Chinese banks reported their aggregate net profit fell 9.4% yoy in 1H20 to CNY1 trillion. All Fitch-rated Chinese commercial banks reported net profit declines due to higher expected credit losses and lower net interest margins. In our rated portfolio, China Merchants Bank Co., Ltd. (CMB, BBB+/Stable/bb-) stood out with the smallest net profit decline of 1.5%.


Chinese banks' aggregate net profit in 2Q20 was also sharply lower quarter-on-quarter even though China's real GDP rose by 3.2% over the same period (from a 6.8% contraction in 1Q20), following government directives in June for banks to forgo returns to support the economy.


The China Banking and Insurance Regulatory Commission aims for full-year NPL resolution of CNY3.4 trillion in 2020, of which CNY1.1 trillion was completed in the first half. This compares with the CNY2.3 trillion of NPLs resolved in 2019.


Active NPL resolution has allowed the banks to maintain their reported allowance coverage ratios (182% for the sector at end-1H20) despite the impact from the coronavirus pandemic this year. However, this is at the expense of weaker reported profitability as banks saw varying levels of increases in provisioning. Most banks suggest the deterioration in consumer NPLs peaked in 2Q and has moderated since June.


These trends are consistent with China's official manufacturing Purchasing Manager's Index (PMI), which came in at 51.0 for August and has remained above 50 since March. That said, the banks have guided for higher NPLs (official sector NPL ratio was 1.94% at end-1H20) for the rest of the year as uncertainties remain amid the global pandemic and ongoing US-China tensions.

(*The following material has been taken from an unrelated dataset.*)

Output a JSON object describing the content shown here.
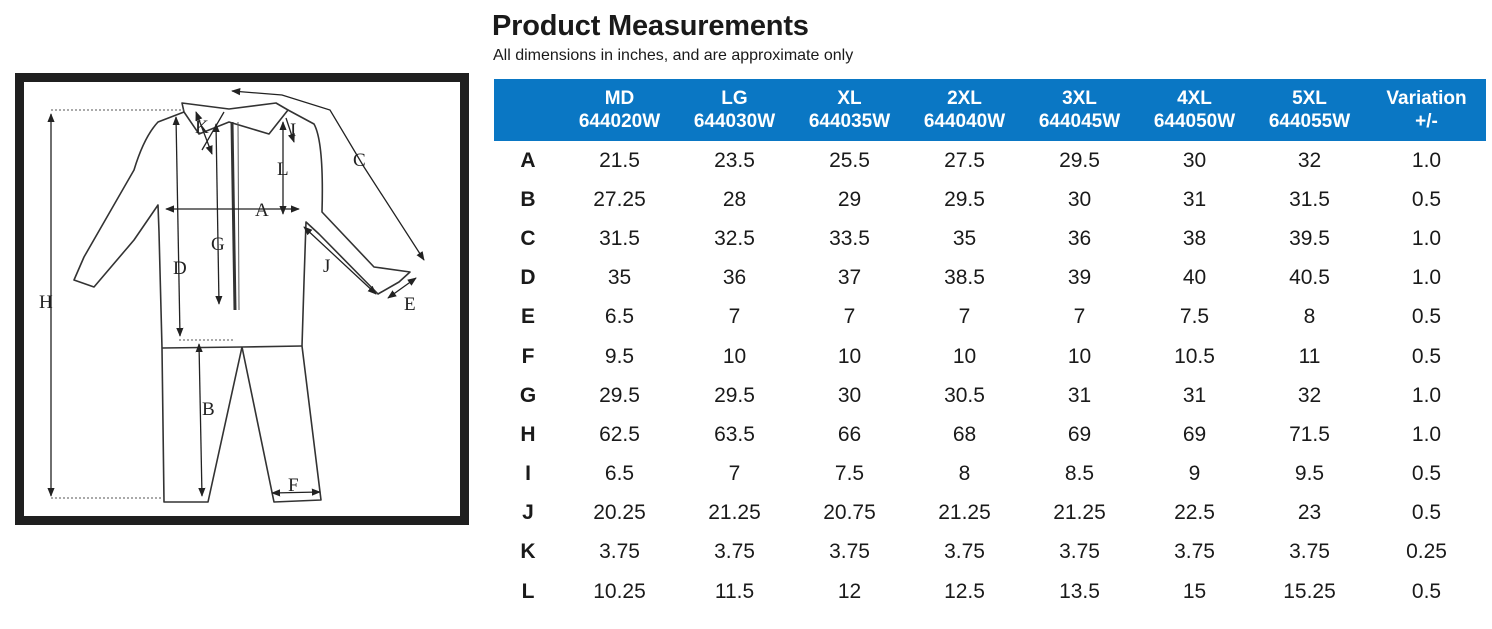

Core capital ratios generally fell during 1H20, as banks continued to grow their risk-weighted-assets. Loans were up 8% in 1H20 compared with the previous six months, in line with our expectation for full-year growth of 14% as loans typically increase faster in the first half for Chinese banks. It is still not yet clear when banks will be designated as domestic systemically important banks and would have to meet the regulatory minimum of 8.5% core capital ratio, although many mid-sized banks' ratios were approaching this level by end-1H20. Despite the challenging outlook on profitability, we believe the Chinese banks still aim to pay dividends for 2020, which could limit their pace of growth.


Chinese banks' top-line growth is also challenged by compression of their net interest margins. While most banks are nearing the completion of their transition to using the loan prime rate (LPR) as their benchmark, broader government directives to reduce borrowing costs will continue to suppress asset yields for banks, and fierce deposit competition will push up funding costs. Overall, we expect Fitch-rated banks to maintain similar risk appetites, but believe the pressures on their profitability and capitalisation will persist for the rest of 2020 and in 2021.

The outlook on Fitch's operating environment for Chinese banks is stable, reflecting our view that the 'bb+' mid-point adequately captures systemic risk for the rated banks. We expect regulators to remain committed to containing financial-sector risks, despite a one-off increase in system leverage to around 265% of GDP this year. Continued NPL recognition and resolution should help prevent a further build-up of credit risks in the system, and we view these factors as having a more lasting impact on our assessment of China's operating environment than near-term profitability pressures.